Deliveroo, one of the apps that Sterlini uses, knows about his YouTube channel. “They haven’t said that they’re happy, but they haven’t said they’re not happy,” he says. “They just let me do my thing.” (As for Uber, Sterlini assumes the company knows of his channel.)
Even if they had problems, Sterini believes the companies wouldn’t have a leg to stand on: He keeps user data — as well as any identifying information, such as house numbers, street names, or faces — out of the shot. (He tries to keep people away from the camera’s glare, and blurs their faces if he can’t.) “I’m just filming a day in a life,” he says. “And for [the apps], it’s free marketing.”
The apps in question apparently often keep tabs on the people who create such content. Once, when Koup posted to YouTube a video delivering an order to a homeless shelter, he accidentally included the customer’s phone number in the video. “DoorDash sent me an email afterwards,” he says. “I knew at that point they were watching.”
That initial, censoriousness email resulted in a working relationship. Koup is reticent to share details, but says he’s often informed of pilot programs DoorDash launches so he can make videos about them for other gig economy workers. He says DoorDash doesn’t pay him for the videos, but he can make money through the referral code he advertises on them.

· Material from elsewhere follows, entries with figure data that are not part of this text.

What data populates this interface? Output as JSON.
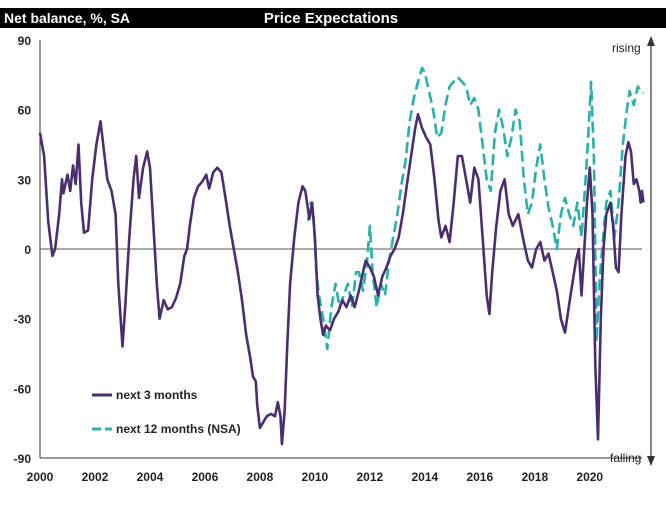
{
  "header": {
    "unit_label": "Net balance, %, SA",
    "title": "Price Expectations"
  },
  "annotations": {
    "top": "rising",
    "bottom": "falling"
  },
  "colors": {
    "header_bg": "#000000",
    "header_text": "#ffffff",
    "series_1": "#4b2e6f",
    "series_2": "#2ab0a8",
    "zero_line": "#555555",
    "axis": "#333333"
  },
  "chart_data": {
    "type": "line",
    "title": "Price Expectations",
    "ylabel": "Net balance, %, SA",
    "xlim": [
      2000,
      2021.9
    ],
    "ylim": [
      -90,
      90
    ],
    "y_ticks": [
      90,
      60,
      30,
      0,
      -30,
      -60,
      -90
    ],
    "x_ticks": [
      2000,
      2002,
      2004,
      2006,
      2008,
      2010,
      2012,
      2014,
      2016,
      2018,
      2020
    ],
    "legend_position": "bottom-left",
    "series": [
      {
        "name": "next 3 months",
        "style": "solid",
        "points": [
          [
            2000.0,
            50
          ],
          [
            2000.15,
            40
          ],
          [
            2000.3,
            12
          ],
          [
            2000.45,
            -3
          ],
          [
            2000.55,
            0
          ],
          [
            2000.7,
            15
          ],
          [
            2000.8,
            30
          ],
          [
            2000.85,
            24
          ],
          [
            2001.0,
            32
          ],
          [
            2001.1,
            25
          ],
          [
            2001.2,
            36
          ],
          [
            2001.3,
            28
          ],
          [
            2001.4,
            45
          ],
          [
            2001.5,
            20
          ],
          [
            2001.6,
            7
          ],
          [
            2001.75,
            8
          ],
          [
            2001.9,
            30
          ],
          [
            2002.05,
            45
          ],
          [
            2002.2,
            55
          ],
          [
            2002.3,
            45
          ],
          [
            2002.45,
            30
          ],
          [
            2002.6,
            25
          ],
          [
            2002.75,
            15
          ],
          [
            2002.85,
            -15
          ],
          [
            2003.0,
            -42
          ],
          [
            2003.1,
            -25
          ],
          [
            2003.25,
            5
          ],
          [
            2003.4,
            30
          ],
          [
            2003.5,
            40
          ],
          [
            2003.6,
            22
          ],
          [
            2003.75,
            35
          ],
          [
            2003.9,
            42
          ],
          [
            2004.0,
            35
          ],
          [
            2004.15,
            5
          ],
          [
            2004.25,
            -15
          ],
          [
            2004.35,
            -30
          ],
          [
            2004.5,
            -22
          ],
          [
            2004.65,
            -26
          ],
          [
            2004.8,
            -25
          ],
          [
            2004.95,
            -21
          ],
          [
            2005.1,
            -15
          ],
          [
            2005.25,
            -3
          ],
          [
            2005.35,
            0
          ],
          [
            2005.45,
            10
          ],
          [
            2005.6,
            22
          ],
          [
            2005.75,
            27
          ],
          [
            2005.9,
            29
          ],
          [
            2006.05,
            32
          ],
          [
            2006.15,
            26
          ],
          [
            2006.3,
            33
          ],
          [
            2006.45,
            35
          ],
          [
            2006.6,
            33
          ],
          [
            2006.75,
            22
          ],
          [
            2006.9,
            10
          ],
          [
            2007.05,
            0
          ],
          [
            2007.2,
            -10
          ],
          [
            2007.35,
            -22
          ],
          [
            2007.5,
            -37
          ],
          [
            2007.65,
            -47
          ],
          [
            2007.75,
            -55
          ],
          [
            2007.85,
            -57
          ],
          [
            2007.9,
            -67
          ],
          [
            2008.0,
            -77
          ],
          [
            2008.1,
            -75
          ],
          [
            2008.25,
            -72
          ],
          [
            2008.4,
            -71
          ],
          [
            2008.55,
            -72
          ],
          [
            2008.65,
            -66
          ],
          [
            2008.75,
            -72
          ],
          [
            2008.8,
            -84
          ],
          [
            2008.9,
            -70
          ],
          [
            2009.0,
            -40
          ],
          [
            2009.1,
            -15
          ],
          [
            2009.25,
            5
          ],
          [
            2009.4,
            20
          ],
          [
            2009.55,
            27
          ],
          [
            2009.65,
            25
          ],
          [
            2009.8,
            13
          ],
          [
            2009.9,
            20
          ],
          [
            2010.0,
            5
          ],
          [
            2010.1,
            -20
          ],
          [
            2010.2,
            -30
          ],
          [
            2010.3,
            -37
          ],
          [
            2010.4,
            -33
          ],
          [
            2010.55,
            -35
          ],
          [
            2010.7,
            -30
          ],
          [
            2010.85,
            -27
          ],
          [
            2011.0,
            -22
          ],
          [
            2011.15,
            -25
          ],
          [
            2011.3,
            -20
          ],
          [
            2011.45,
            -25
          ],
          [
            2011.6,
            -18
          ],
          [
            2011.75,
            -10
          ],
          [
            2011.85,
            -5
          ],
          [
            2012.0,
            -8
          ],
          [
            2012.15,
            -12
          ],
          [
            2012.3,
            -20
          ],
          [
            2012.45,
            -12
          ],
          [
            2012.6,
            -8
          ],
          [
            2012.75,
            -3
          ],
          [
            2012.9,
            0
          ],
          [
            2013.05,
            5
          ],
          [
            2013.2,
            15
          ],
          [
            2013.35,
            28
          ],
          [
            2013.5,
            40
          ],
          [
            2013.65,
            52
          ],
          [
            2013.75,
            58
          ],
          [
            2013.9,
            52
          ],
          [
            2014.05,
            48
          ],
          [
            2014.2,
            45
          ],
          [
            2014.35,
            30
          ],
          [
            2014.5,
            12
          ],
          [
            2014.6,
            5
          ],
          [
            2014.75,
            10
          ],
          [
            2014.9,
            3
          ],
          [
            2015.05,
            20
          ],
          [
            2015.2,
            40
          ],
          [
            2015.35,
            40
          ],
          [
            2015.5,
            30
          ],
          [
            2015.65,
            20
          ],
          [
            2015.8,
            35
          ],
          [
            2015.95,
            30
          ],
          [
            2016.1,
            5
          ],
          [
            2016.25,
            -20
          ],
          [
            2016.35,
            -28
          ],
          [
            2016.45,
            -10
          ],
          [
            2016.6,
            10
          ],
          [
            2016.75,
            25
          ],
          [
            2016.9,
            30
          ],
          [
            2017.05,
            15
          ],
          [
            2017.2,
            10
          ],
          [
            2017.4,
            15
          ],
          [
            2017.6,
            3
          ],
          [
            2017.75,
            -5
          ],
          [
            2017.9,
            -8
          ],
          [
            2018.05,
            0
          ],
          [
            2018.2,
            3
          ],
          [
            2018.35,
            -5
          ],
          [
            2018.5,
            -2
          ],
          [
            2018.65,
            -10
          ],
          [
            2018.8,
            -18
          ],
          [
            2018.95,
            -30
          ],
          [
            2019.1,
            -36
          ],
          [
            2019.3,
            -20
          ],
          [
            2019.5,
            -5
          ],
          [
            2019.6,
            0
          ],
          [
            2019.7,
            -20
          ],
          [
            2019.8,
            0
          ],
          [
            2019.9,
            20
          ],
          [
            2020.0,
            35
          ],
          [
            2020.1,
            15
          ],
          [
            2020.2,
            -50
          ],
          [
            2020.3,
            -82
          ],
          [
            2020.4,
            -30
          ],
          [
            2020.5,
            0
          ],
          [
            2020.6,
            15
          ],
          [
            2020.75,
            20
          ],
          [
            2020.85,
            10
          ],
          [
            2020.95,
            -8
          ],
          [
            2021.05,
            -10
          ],
          [
            2021.15,
            15
          ],
          [
            2021.3,
            40
          ],
          [
            2021.4,
            46
          ],
          [
            2021.5,
            42
          ],
          [
            2021.6,
            28
          ],
          [
            2021.7,
            30
          ],
          [
            2021.8,
            25
          ],
          [
            2021.85,
            20
          ],
          [
            2021.9,
            25
          ],
          [
            2021.95,
            20
          ]
        ]
      },
      {
        "name": "next 12 months (NSA)",
        "style": "dashed",
        "points": [
          [
            2009.75,
            12
          ],
          [
            2009.85,
            20
          ],
          [
            2009.95,
            15
          ],
          [
            2010.05,
            -10
          ],
          [
            2010.15,
            -20
          ],
          [
            2010.3,
            -30
          ],
          [
            2010.45,
            -43
          ],
          [
            2010.6,
            -25
          ],
          [
            2010.75,
            -15
          ],
          [
            2010.9,
            -25
          ],
          [
            2011.05,
            -20
          ],
          [
            2011.2,
            -15
          ],
          [
            2011.35,
            -25
          ],
          [
            2011.5,
            -10
          ],
          [
            2011.6,
            -10
          ],
          [
            2011.75,
            -18
          ],
          [
            2011.9,
            -5
          ],
          [
            2012.0,
            10
          ],
          [
            2012.1,
            -10
          ],
          [
            2012.25,
            -25
          ],
          [
            2012.4,
            -15
          ],
          [
            2012.55,
            -20
          ],
          [
            2012.7,
            -5
          ],
          [
            2012.85,
            5
          ],
          [
            2013.0,
            15
          ],
          [
            2013.15,
            28
          ],
          [
            2013.3,
            38
          ],
          [
            2013.45,
            55
          ],
          [
            2013.6,
            65
          ],
          [
            2013.75,
            72
          ],
          [
            2013.9,
            78
          ],
          [
            2014.0,
            76
          ],
          [
            2014.15,
            68
          ],
          [
            2014.3,
            60
          ],
          [
            2014.45,
            48
          ],
          [
            2014.6,
            50
          ],
          [
            2014.75,
            62
          ],
          [
            2014.9,
            70
          ],
          [
            2015.05,
            72
          ],
          [
            2015.2,
            74
          ],
          [
            2015.35,
            72
          ],
          [
            2015.5,
            70
          ],
          [
            2015.65,
            62
          ],
          [
            2015.8,
            65
          ],
          [
            2015.95,
            60
          ],
          [
            2016.1,
            45
          ],
          [
            2016.25,
            30
          ],
          [
            2016.4,
            25
          ],
          [
            2016.55,
            50
          ],
          [
            2016.7,
            60
          ],
          [
            2016.85,
            52
          ],
          [
            2017.0,
            40
          ],
          [
            2017.15,
            48
          ],
          [
            2017.3,
            60
          ],
          [
            2017.45,
            55
          ],
          [
            2017.6,
            30
          ],
          [
            2017.75,
            15
          ],
          [
            2017.9,
            20
          ],
          [
            2018.05,
            35
          ],
          [
            2018.2,
            45
          ],
          [
            2018.35,
            30
          ],
          [
            2018.5,
            18
          ],
          [
            2018.65,
            10
          ],
          [
            2018.8,
            0
          ],
          [
            2018.95,
            15
          ],
          [
            2019.1,
            22
          ],
          [
            2019.25,
            15
          ],
          [
            2019.4,
            10
          ],
          [
            2019.55,
            20
          ],
          [
            2019.7,
            5
          ],
          [
            2019.85,
            30
          ],
          [
            2019.95,
            50
          ],
          [
            2020.05,
            72
          ],
          [
            2020.15,
            40
          ],
          [
            2020.25,
            -40
          ],
          [
            2020.35,
            -15
          ],
          [
            2020.45,
            0
          ],
          [
            2020.6,
            20
          ],
          [
            2020.75,
            25
          ],
          [
            2020.9,
            5
          ],
          [
            2021.05,
            20
          ],
          [
            2021.2,
            45
          ],
          [
            2021.35,
            60
          ],
          [
            2021.45,
            68
          ],
          [
            2021.6,
            62
          ],
          [
            2021.75,
            70
          ],
          [
            2021.85,
            68
          ],
          [
            2021.95,
            67
          ]
        ]
      }
    ]
  }
}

Martin also has become an unofficial liaison between the apps she uses, including Deliveroo, and her gig economy peers. She worked on a short documentary with Deliveroo to celebrate International Women’s Day and has visited Nottingham to see one of the company’s Editions dark kitchens — where food is produced by the same company that delivers it — in operation.
“I’m not earning loads off social media yet,” she admits, declining to offer specifics. But it’s enough to augment her income from the delivery apps themselves. Eventually, she hopes to move from taking food delivery shifts in order to pay the bills to taking food delivery shifts to create the content that will pay the bills.
Like her family — with the exception of her YouTuber dad — she’s baffled by her popularity. “It’s a bit of a strange concept that you can make this your job now,” she says.